No traffic lights or street lights were working, causing traffic to stop or slow to a crawl.
Extra police were put on the streets to prevent a surge in crime.
Electricity supplies in Paraguay, which shares power from Itaipu, were also disrupted for a short while.
The power system lost 17,000 megawatts after the massive plant went offline, possibly because of a storm.
The director of the dam said it had lost its entire hydro-electric output.
The BBC's correspondent in Sao Paulo, Gary Duffy, says the power cut happened at a time when millions would have been watching the country's popular soap opera on TV.
He adds that neighbourhood blackouts are common in the city of 19 million, but the scale of this power cut was remarkable.
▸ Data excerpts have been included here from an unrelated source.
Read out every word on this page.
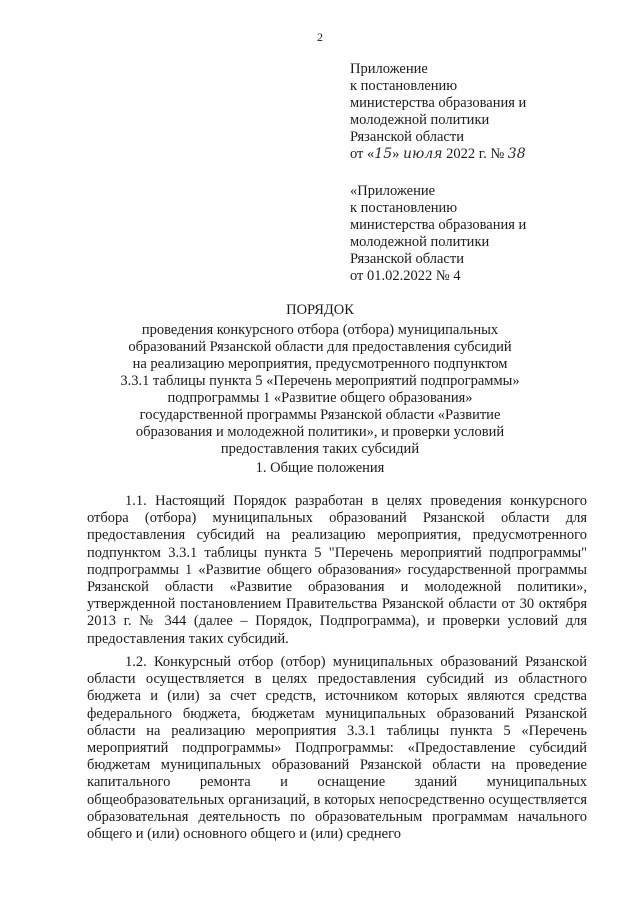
2
Приложение
к постановлению
министерства образования и
молодежной политики
Рязанской области
от «15» июля 2022 г. № 38
«Приложение
к постановлению
министерства образования и
молодежной политики
Рязанской области
от 01.02.2022 № 4
ПОРЯДОК
проведения конкурсного отбора (отбора) муниципальных образований Рязанской области для предоставления субсидий на реализацию мероприятия, предусмотренного подпунктом 3.3.1 таблицы пункта 5 «Перечень мероприятий подпрограммы» подпрограммы 1 «Развитие общего образования» государственной программы Рязанской области «Развитие образования и молодежной политики», и проверки условий предоставления таких субсидий
1. Общие положения

1.1. Настоящий Порядок разработан в целях проведения конкурсного отбора (отбора) муниципальных образований Рязанской области для предоставления субсидий на реализацию мероприятия, предусмотренного подпунктом 3.3.1 таблицы пункта 5 "Перечень мероприятий подпрограммы" подпрограммы 1 «Развитие общего образования» государственной программы Рязанской области «Развитие образования и молодежной политики», утвержденной постановлением Правительства Рязанской области от 30 октября 2013 г. № 344 (далее – Порядок, Подпрограмма), и проверки условий для предоставления таких субсидий.

1.2. Конкурсный отбор (отбор) муниципальных образований Рязанской области осуществляется в целях предоставления субсидий из областного бюджета и (или) за счет средств, источником которых являются средства федерального бюджета, бюджетам муниципальных образований Рязанской области на реализацию мероприятия 3.3.1 таблицы пункта 5 «Перечень мероприятий подпрограммы» Подпрограммы: «Предоставление субсидий бюджетам муниципальных образований Рязанской области на проведение капитального ремонта и оснащение зданий муниципальных общеобразовательных организаций, в которых непосредственно осуществляется образовательная деятельность по образовательным программам начального общего и (или) основного общего и (или) среднего
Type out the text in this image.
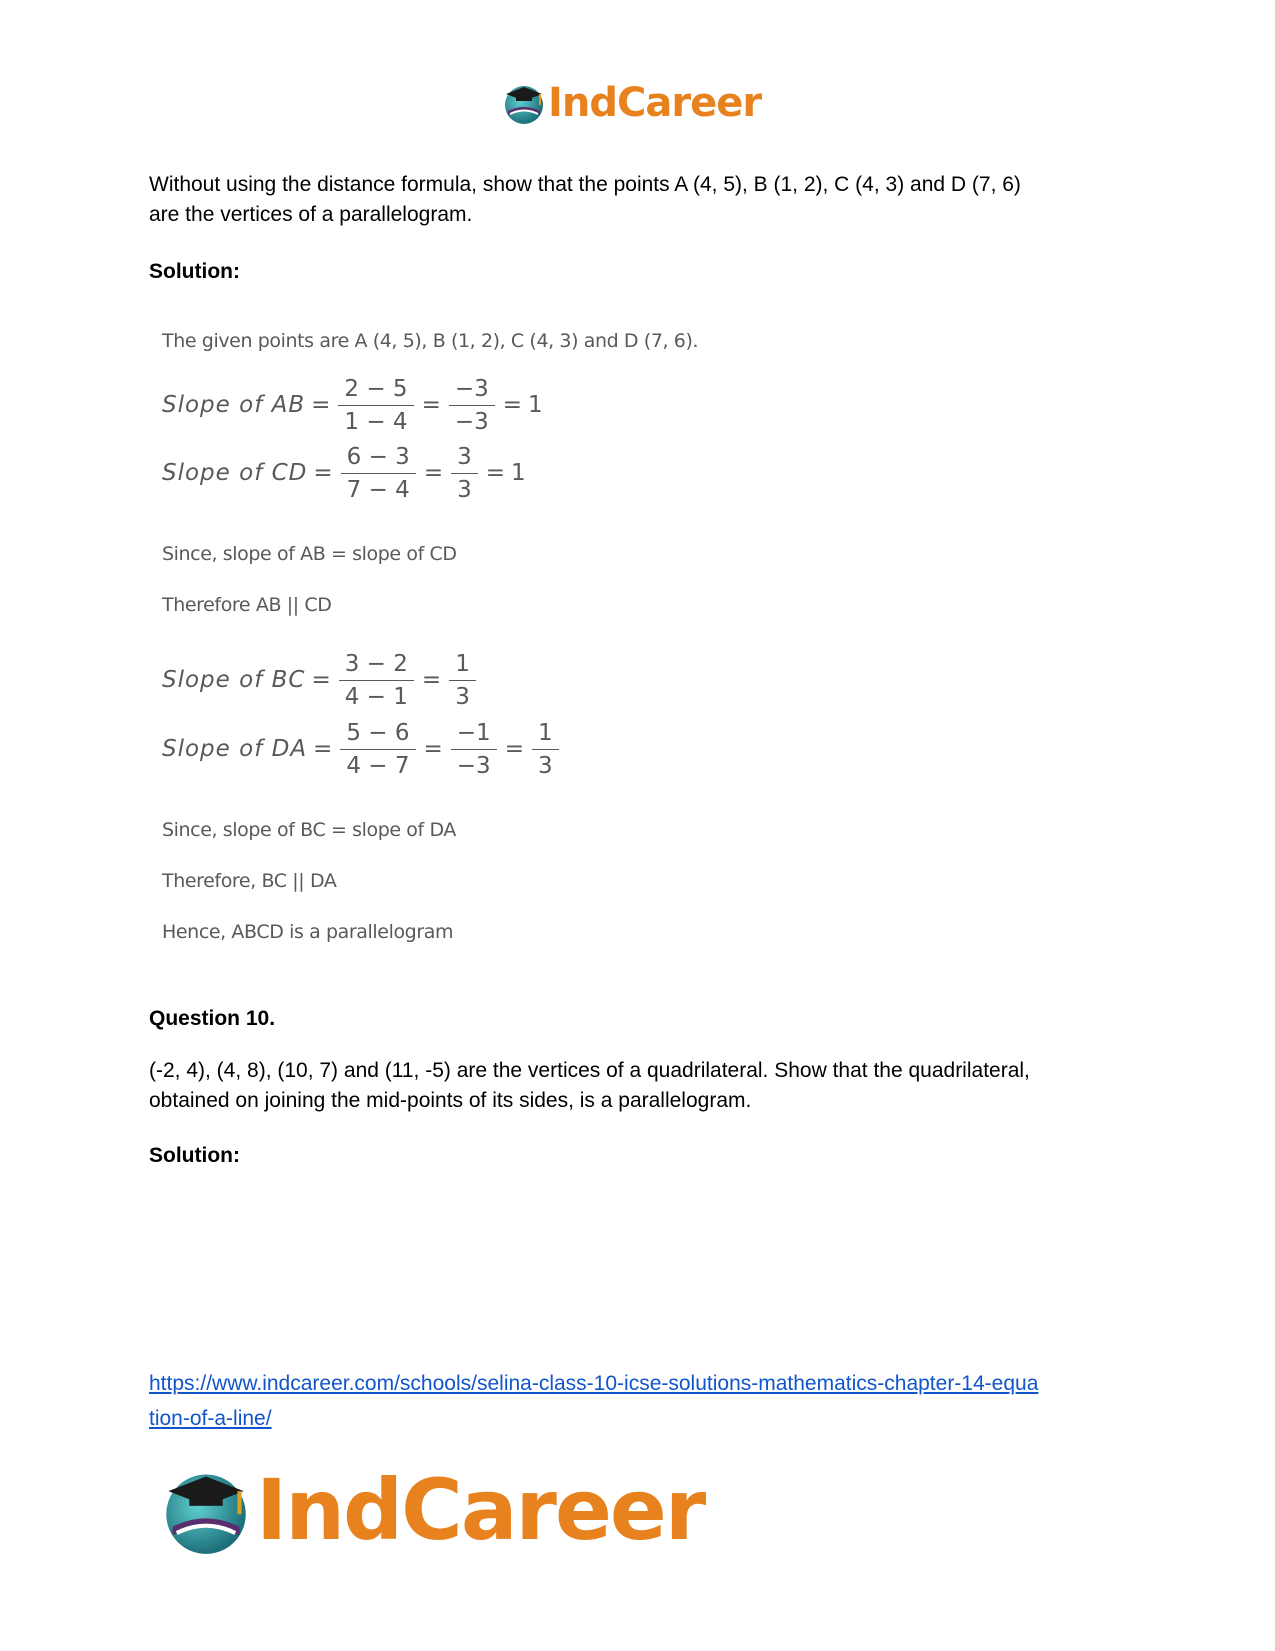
IndCareer
Without using the distance formula, show that the points A (4, 5), B (1, 2), C (4, 3) and D (7, 6)
are the vertices of a parallelogram.
Solution:
The given points are A (4, 5), B (1, 2), C (4, 3) and D (7, 6).
Slope of AB = $\frac{2 - 5}{1 - 4} = \frac{-3}{-3} = 1$
Slope of CD = $\frac{6 - 3}{7 - 4} = \frac{3}{3} = 1$
Since, slope of AB = slope of CD
Therefore AB || CD
Slope of BC = $\frac{3 - 2}{4 - 1} = \frac{1}{3}$
Slope of DA = $\frac{5 - 6}{4 - 7} = \frac{-1}{-3} = \frac{1}{3}$
Since, slope of BC = slope of DA
Therefore, BC || DA
Hence, ABCD is a parallelogram
Question 10.
(-2, 4), (4, 8), (10, 7) and (11, -5) are the vertices of a quadrilateral. Show that the quadrilateral,
obtained on joining the mid-points of its sides, is a parallelogram.
Solution:
https://www.indcareer.com/schools/selina-class-10-icse-solutions-mathematics-chapter-14-equa
tion-of-a-line/
IndCareer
The issue of power supplies is politically sensitive in Brazil following severe shortages several years ago which caused blackouts in large parts of the country.
The government will be keen to establish that this blackout, which disrupted the lives of millions of Brazilians, was not caused by any failure on its part, our correspondent says.
The latest power failure also affected the south-eastern states of Minas Gerais and Espirito Santo, the south-western state of Mato Grosso do Sul, parts of the central state of Goias, and the federal district of Brasilia, although the capital itself was unaffected.
Luckily I got out of the lift about a minute before everything shut down... [and] at least we managed to have a romantic candlelight supper.